Непонятно, что это за дом, в котором я сижу посреди пустой комнаты.
То ли лачуга, то ли какой-то суперавангард.
Дельфины
Приснилось кафе в Саратове на берегу Волги.
Берег некрасивый, близко от грузового порта. Баржи, буксиры.
Вдруг вижу: дельфины прыгают из воды по четыре.

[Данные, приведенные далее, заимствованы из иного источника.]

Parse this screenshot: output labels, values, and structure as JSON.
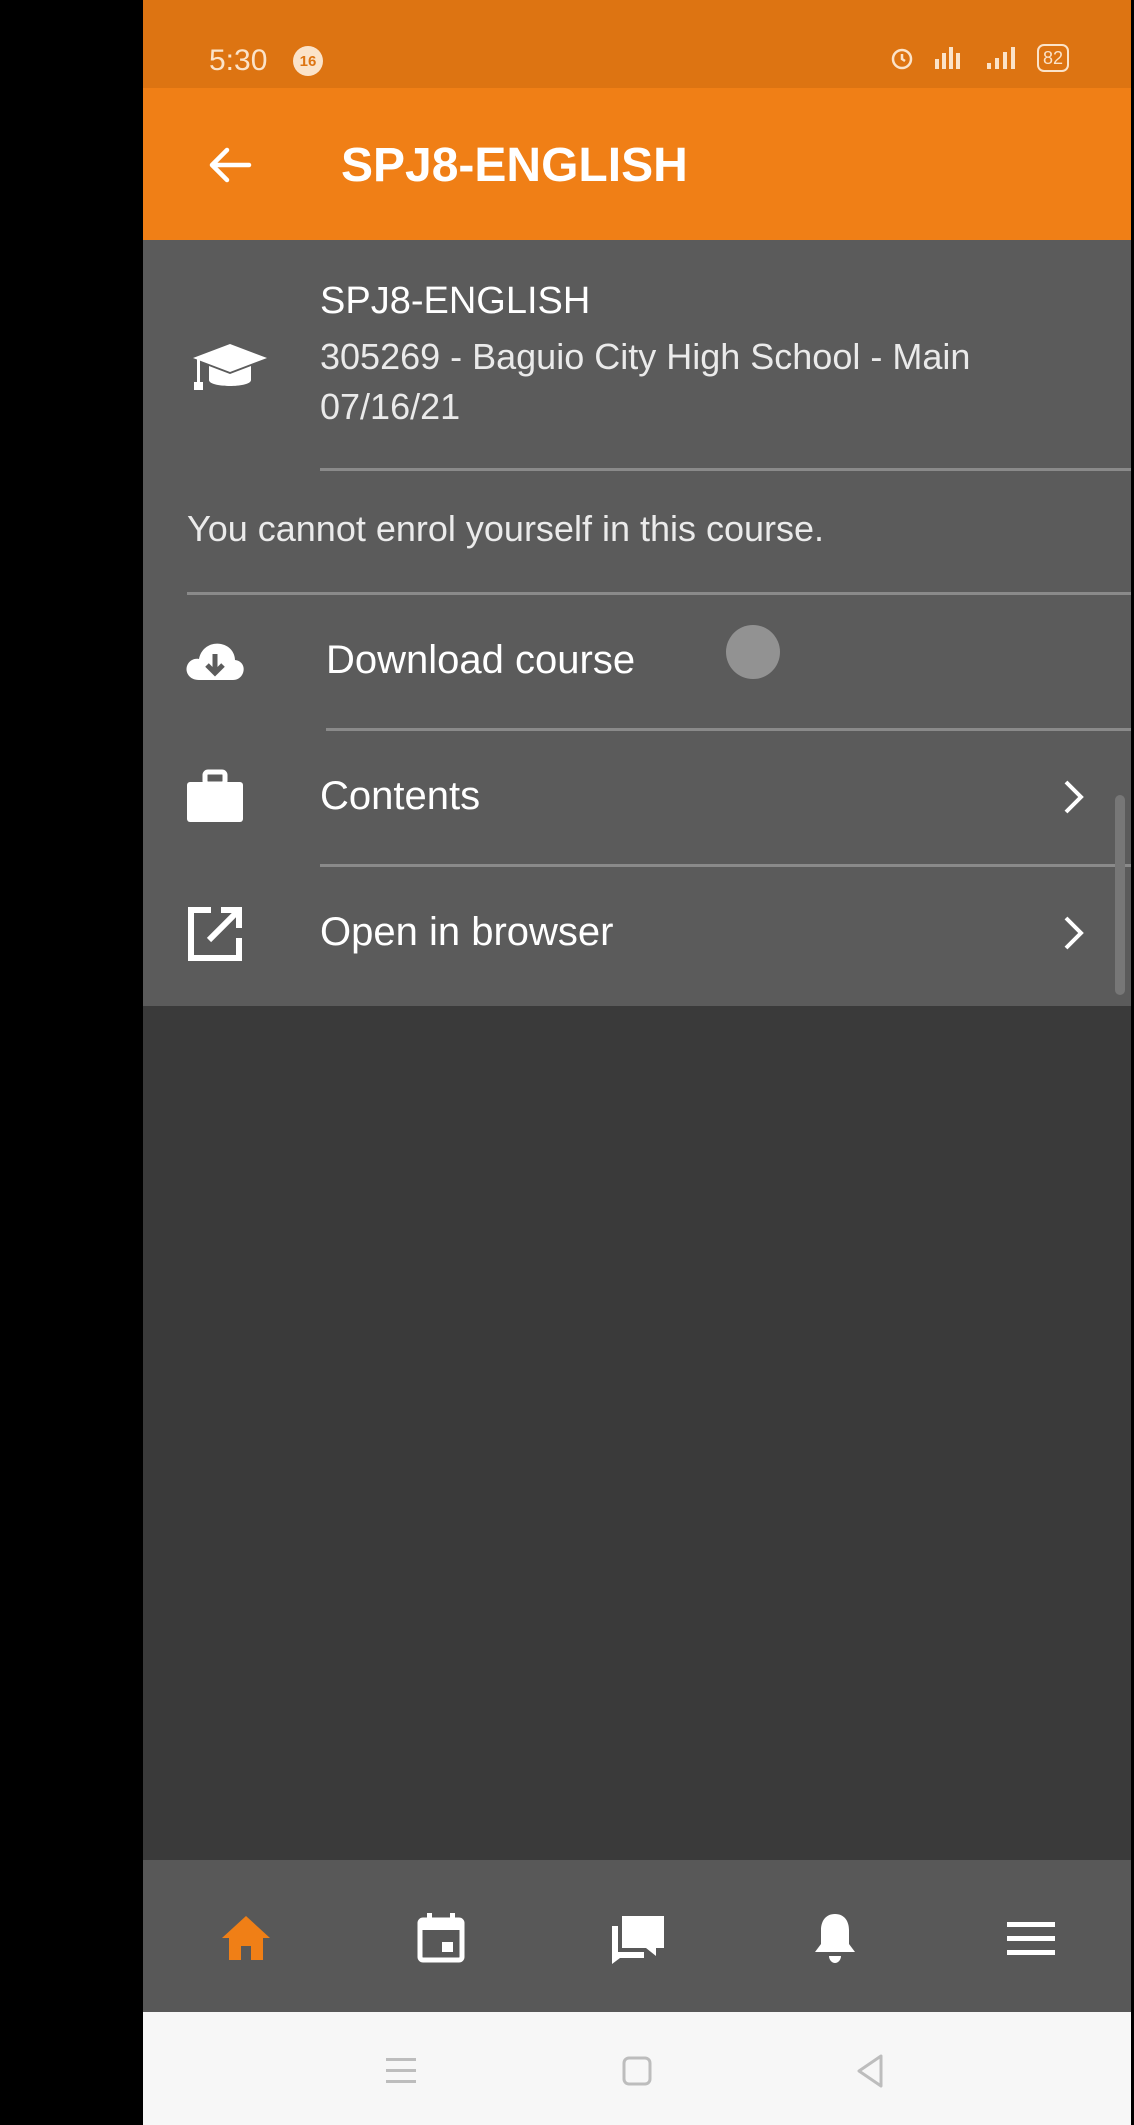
{
  "status_bar": {
    "time": "5:30",
    "notification_count": "16",
    "battery": "82"
  },
  "app_bar": {
    "title": "SPJ8-ENGLISH"
  },
  "course": {
    "name": "SPJ8-ENGLISH",
    "school": "305269 - Baguio City High School - Main",
    "date": "07/16/21"
  },
  "notice": "You cannot enrol yourself in this course.",
  "actions": [
    {
      "label": "Download course",
      "icon": "cloud-download-icon"
    },
    {
      "label": "Contents",
      "icon": "briefcase-icon"
    },
    {
      "label": "Open in browser",
      "icon": "open-external-icon"
    }
  ],
  "bottom_nav": [
    {
      "icon": "home-icon",
      "active": true
    },
    {
      "icon": "calendar-icon",
      "active": false
    },
    {
      "icon": "messages-icon",
      "active": false
    },
    {
      "icon": "bell-icon",
      "active": false
    },
    {
      "icon": "menu-icon",
      "active": false
    }
  ],
  "colors": {
    "accent": "#f07f16",
    "status_bar": "#dd7412",
    "panel": "#5b5b5b",
    "background": "#3a3a3a",
    "nav_active": "#f07f16"
  }
}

Синхронно. Такая забава для публики. Люди смеются и бросают им монетки и объедки. Вода грязная, с нефтяными пятнами. «Как они только живут в такой воде?» – думаю я. «Они привыкли», – говорит кто-то.
Пуговица
В больнице играет самодеятельный джаз.
Певец и гитарист – полноватый мужчина в круглых очках. Отчасти негр. То есть не по-настоящему чернокожий, а полукровка, наверное. Или на четверть. Толстогубый и курчавый, смуглый. Я узнаю в нем знаменитого музыканта. Я никак не могу понять – или это знаменитый музыкант попал в больницу, или же я стал свидетелем того, как он становится знаменитым музыкантом, играя в самодеятельном больничном джазе.
Подхожу к нему поближе.
Вдруг у меня отрывается и падает на пол пуговица от пиджака. То есть не от пиджака, а от моей куртки, в которой я наяву хожу по улице. Подбираю пуговицу, кладу ее в карман.
Я хочу проверить, не потерялась ли эта пуговица.
Просыпаюсь, встаю с кровати, иду в прихожую, смотрю – а куртка-то моя на молниях, нет у нее никаких пуговиц вообще.